Reading Neil MacGregor’s A History of the World in 100 objects, on chapter 91 I came across the concept of ‘deep time’. And deeply troubling it must have been in the 1800s; as people began to come to terms with it.

‘Deep time’, I discover, was the dawning recognition that the world was much much older than people had thought – and far less constant. Prior to ‘deep time’ the world was assumed to be capricious (hence gods) but unchanging (hence the need to pacify them).

The geneticist Steve Jones (who I’ve been fortunate to spend some time with) is quoted thus: 

The biggest transformation since the Enlightenment has been a shift in our attitude to time, the feeling time is effectively infinite, both the time that’s gone and the time that’s to come. It’s worth remembering that the summit of Everest, not long ago in the context of deep time, was at the bottom of the ocean; and some of the best fossils of whales are actually found high in the Himalayas. 

Deep time threw everything up in the air – origins, purpose and our place not just in the world; but in those unfathomably vast aeons of time and the unimaginably vast expanse of the universe. We went from the centre of everything to tiny, transient and trivial.

Faced with this reality I’ve often cheered myself up with the thought that bits of me were formed in stars. And I read somewhere once, we all have some molecules in us which were once in Julius Caesar and Napoleon. 

Nice therefore to read an entire feature in the New Scientist, predicated on exactly this; the calcium atom formed in a star which is now in our bodies, the water in our blood which was once in a dinosaur etc. But the one which sparked my imagination was Stephen Battersby’s story of the iron ion formed in a supernova. 

I pick up the iron nucleus’s journey, here, as it is spat out from the periphery of a large black hole: 

By the time our iron nucleus leaves this maelstrom, it has an energy of about 8 joules, millions of times greater than anything Earth’s Large Hadron Collider can provide. Now at about 99.9999999999999999 per cent of the speed of light. It is flung out of its native galaxy into the emptiness of intergalactic space.

As the iron nucleus wanders between galaxies, pulled this way and that by magnetic fields, its view of the universe is a strange one. At this ludicrous speed, the effects of relativity compress faint starlight from all directions into a single point dead ahead. Relativity also does strange things to time. While the nucleus is travelling, the universe around it ages by 200 million years. In another distant galaxy, Earth’s sun completes one lazy orbit of the Milky Way, dinosaurs proliferate, continents split and rejoin. But to the speeding nucleus, the whole trip takes about 10 weeks.

On the last day of its intergalactic holiday, our traveller finally approaches the Milky Way’s messy spiral. It heads towards a type G2 dwarf star, and a planet where the dinosaurs are now long dead. According to onboard time, the iron nucleus passes Pluto just 16 microseconds before it reaches Earth. When it arrives here we call it an ultra-high-energy cosmic ray.

The wispy gases of our upper atmosphere present a barrier far more challenging than anything it has encountered so far. The iron nucleus hits a nucleus of nitrogen, and the extreme energy of the collision not only obliterates both, but creates a blast of pions and muons and other subatomic particles, each with enough energy to do the same again to another nucleus, generating a shower of ionising radiation that cascades down through the atmosphere. 

Some of these particle will hit an airliner, slightly increasing the radiation dose of passengers and crew. Some may help trigger the formation of water droplets in a cloud – perhaps even help spark a lightning bolt. Some will find their way into living cells, and one will tweak an animal’s genes, spurring on the slow march of evolution. But it is very likely that nobody will even notice as the atmosphere scatters the ashes of an exceptional traveller that once flirted with a black hole in the faraway Virgo Cluster.

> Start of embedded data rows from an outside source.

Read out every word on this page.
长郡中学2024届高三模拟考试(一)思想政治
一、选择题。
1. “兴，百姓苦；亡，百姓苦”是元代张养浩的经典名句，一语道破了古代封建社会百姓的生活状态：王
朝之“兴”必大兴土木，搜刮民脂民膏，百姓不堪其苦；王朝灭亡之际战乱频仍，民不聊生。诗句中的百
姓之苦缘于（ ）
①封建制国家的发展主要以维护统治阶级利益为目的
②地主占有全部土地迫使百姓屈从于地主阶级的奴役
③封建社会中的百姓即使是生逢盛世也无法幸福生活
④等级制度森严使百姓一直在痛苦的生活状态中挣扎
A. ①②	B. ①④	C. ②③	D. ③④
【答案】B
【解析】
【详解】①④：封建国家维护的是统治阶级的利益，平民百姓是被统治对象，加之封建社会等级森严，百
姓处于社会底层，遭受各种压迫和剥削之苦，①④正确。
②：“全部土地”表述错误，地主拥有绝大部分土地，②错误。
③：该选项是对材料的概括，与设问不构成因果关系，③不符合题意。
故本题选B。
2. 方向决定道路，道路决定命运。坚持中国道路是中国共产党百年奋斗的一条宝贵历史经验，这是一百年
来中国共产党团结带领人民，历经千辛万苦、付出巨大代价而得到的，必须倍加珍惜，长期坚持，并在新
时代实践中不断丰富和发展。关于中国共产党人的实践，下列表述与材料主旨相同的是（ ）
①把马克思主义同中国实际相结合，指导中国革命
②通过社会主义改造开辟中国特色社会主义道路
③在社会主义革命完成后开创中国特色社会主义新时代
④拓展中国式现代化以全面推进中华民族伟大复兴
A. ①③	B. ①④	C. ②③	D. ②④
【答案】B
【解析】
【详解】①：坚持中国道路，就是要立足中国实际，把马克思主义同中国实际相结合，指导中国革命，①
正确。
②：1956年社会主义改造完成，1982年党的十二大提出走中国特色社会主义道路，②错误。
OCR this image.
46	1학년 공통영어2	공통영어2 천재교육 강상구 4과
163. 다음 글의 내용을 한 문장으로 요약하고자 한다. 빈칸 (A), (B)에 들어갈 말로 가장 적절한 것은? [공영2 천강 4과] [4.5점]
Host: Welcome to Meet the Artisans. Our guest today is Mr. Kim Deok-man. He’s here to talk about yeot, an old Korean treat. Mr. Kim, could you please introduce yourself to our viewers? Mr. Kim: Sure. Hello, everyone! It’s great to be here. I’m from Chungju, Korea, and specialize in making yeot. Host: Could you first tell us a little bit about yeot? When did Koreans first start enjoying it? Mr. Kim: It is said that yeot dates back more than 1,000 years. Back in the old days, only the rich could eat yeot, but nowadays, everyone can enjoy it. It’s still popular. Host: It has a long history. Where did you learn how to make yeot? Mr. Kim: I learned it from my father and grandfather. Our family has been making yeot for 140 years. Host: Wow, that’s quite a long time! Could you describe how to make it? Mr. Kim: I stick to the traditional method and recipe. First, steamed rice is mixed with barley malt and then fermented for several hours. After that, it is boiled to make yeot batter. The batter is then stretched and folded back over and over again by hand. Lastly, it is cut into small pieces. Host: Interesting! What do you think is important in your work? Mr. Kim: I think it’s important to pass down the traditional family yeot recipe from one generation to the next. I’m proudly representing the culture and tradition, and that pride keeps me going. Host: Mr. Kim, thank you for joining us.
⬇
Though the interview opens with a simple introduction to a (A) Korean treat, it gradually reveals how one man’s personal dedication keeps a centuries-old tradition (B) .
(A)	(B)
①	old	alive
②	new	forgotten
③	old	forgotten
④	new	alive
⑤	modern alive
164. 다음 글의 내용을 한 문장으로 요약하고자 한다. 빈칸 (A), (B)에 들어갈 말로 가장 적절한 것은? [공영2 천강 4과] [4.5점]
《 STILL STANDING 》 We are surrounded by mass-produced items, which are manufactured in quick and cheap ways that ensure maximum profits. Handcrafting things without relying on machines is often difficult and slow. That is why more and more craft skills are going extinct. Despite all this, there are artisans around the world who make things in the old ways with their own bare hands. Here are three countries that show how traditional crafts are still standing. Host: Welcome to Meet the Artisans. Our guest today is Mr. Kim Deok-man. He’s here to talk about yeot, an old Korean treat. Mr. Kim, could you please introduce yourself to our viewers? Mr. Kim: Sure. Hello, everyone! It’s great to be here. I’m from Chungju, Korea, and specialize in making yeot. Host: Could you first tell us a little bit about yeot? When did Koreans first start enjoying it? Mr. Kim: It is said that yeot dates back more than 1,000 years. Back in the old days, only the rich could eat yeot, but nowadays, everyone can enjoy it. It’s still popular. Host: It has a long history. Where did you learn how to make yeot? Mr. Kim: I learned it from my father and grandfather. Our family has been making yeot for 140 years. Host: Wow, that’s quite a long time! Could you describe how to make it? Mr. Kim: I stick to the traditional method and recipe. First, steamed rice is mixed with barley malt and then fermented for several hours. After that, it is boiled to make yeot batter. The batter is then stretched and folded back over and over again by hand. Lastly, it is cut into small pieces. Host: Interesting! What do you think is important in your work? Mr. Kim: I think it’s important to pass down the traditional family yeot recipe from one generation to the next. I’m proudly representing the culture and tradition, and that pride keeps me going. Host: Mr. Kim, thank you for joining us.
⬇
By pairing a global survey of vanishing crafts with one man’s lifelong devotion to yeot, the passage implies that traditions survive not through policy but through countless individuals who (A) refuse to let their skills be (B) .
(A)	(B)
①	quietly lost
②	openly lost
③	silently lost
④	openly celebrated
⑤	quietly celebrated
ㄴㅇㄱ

Remarkable. When I had the chance in 2011 to spend a couple of hours with Sergei Krikalev (at that time the cosmonaut who had spent the most time in space) he told me you typically see eight to ten scintillations in your eyes every minute in orbit – little flashes in your vision – which are the cosmic rays punching through your eyeballs.

But the story of an iron nucleus would surely seem as far fetched to a person in 1815, as the things they believed then may sound to us now. A reminder that deep time for us, is only 200 years old – just a blink (or twinkle) of the eye for a cosmic ray.

A History of the World in 100 Objects is worth a ‘relevant complexity’ chapter all by itself. Pretty much every object tells a surprising tale from the past, and has had an extraordinary journey of its own. A tour de force: so much to learn, discover and enjoy.